- Silver gained some positive traction for the second consecutive session on Friday.
- Bearish oscillators on 4-hour/daily charts support prospects for further weakness.
- Any meaningful move up could get sold into and remain capped near the $25.00.
Silver edged higher for the second straight session on Thursday and might now be looking to build on the overnight goodish rebound from the lowest level since mid-December 2020. The white metal was last seen trading around mid-$24.00, up 0.25% for the day.
The mentioned region marks the 23.6% Fibonacci level of the $26.64-$23.78 recent decline and is closely followed by 100-hour SMA. A sustained move beyond will be seen as a fresh trigger for intraday bullish traders and trigger some short-covering around the XAG/USD.
Meanwhile, technical indicators on the 1-hour chart have been gaining positive traction and support prospects for further gains. That said, bearish oscillators on 4-hour/daily charts warrant some caution before positioning for any meaningful recovery for the XAG/USD.

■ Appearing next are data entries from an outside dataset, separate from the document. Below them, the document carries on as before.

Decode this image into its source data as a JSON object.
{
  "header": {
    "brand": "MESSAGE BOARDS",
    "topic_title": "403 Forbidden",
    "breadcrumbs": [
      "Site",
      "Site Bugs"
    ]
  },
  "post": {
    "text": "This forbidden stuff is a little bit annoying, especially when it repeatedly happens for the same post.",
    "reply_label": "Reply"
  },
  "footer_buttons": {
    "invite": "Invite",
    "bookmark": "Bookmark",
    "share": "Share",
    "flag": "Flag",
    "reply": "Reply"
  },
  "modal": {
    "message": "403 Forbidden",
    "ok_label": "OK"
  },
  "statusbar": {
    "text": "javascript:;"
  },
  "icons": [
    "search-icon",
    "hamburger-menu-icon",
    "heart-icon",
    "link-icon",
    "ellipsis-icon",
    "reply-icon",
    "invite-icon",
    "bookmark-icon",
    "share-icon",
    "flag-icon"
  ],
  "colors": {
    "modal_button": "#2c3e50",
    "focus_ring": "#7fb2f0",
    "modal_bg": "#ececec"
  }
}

Hence, any subsequent strength will still be seen as a selling opportunity near the $24.70 supply zone. This, in turn, should cap the XAG/USD ahead of the key $25.00 psychological mark, representing the 38.2% Fibo. level, which should act as a strong barrier.
On the flip side, an intraday ascending trend-line support, around the $24.35-30 region could protect the immediate downside. A convincing break below has the potential to drag the XAG/USD towards the $24.00 mark en-route multi-month lows, around the $23.80-75 region.
Some follow-through selling will mark a fresh bearish breakdown and set the stage for a slide towards testing December 2020 monthly swing lows, around the $22.60-55 region. Intermediate supports on the way down area pegged near the $23.25 region and the $23.00 mark.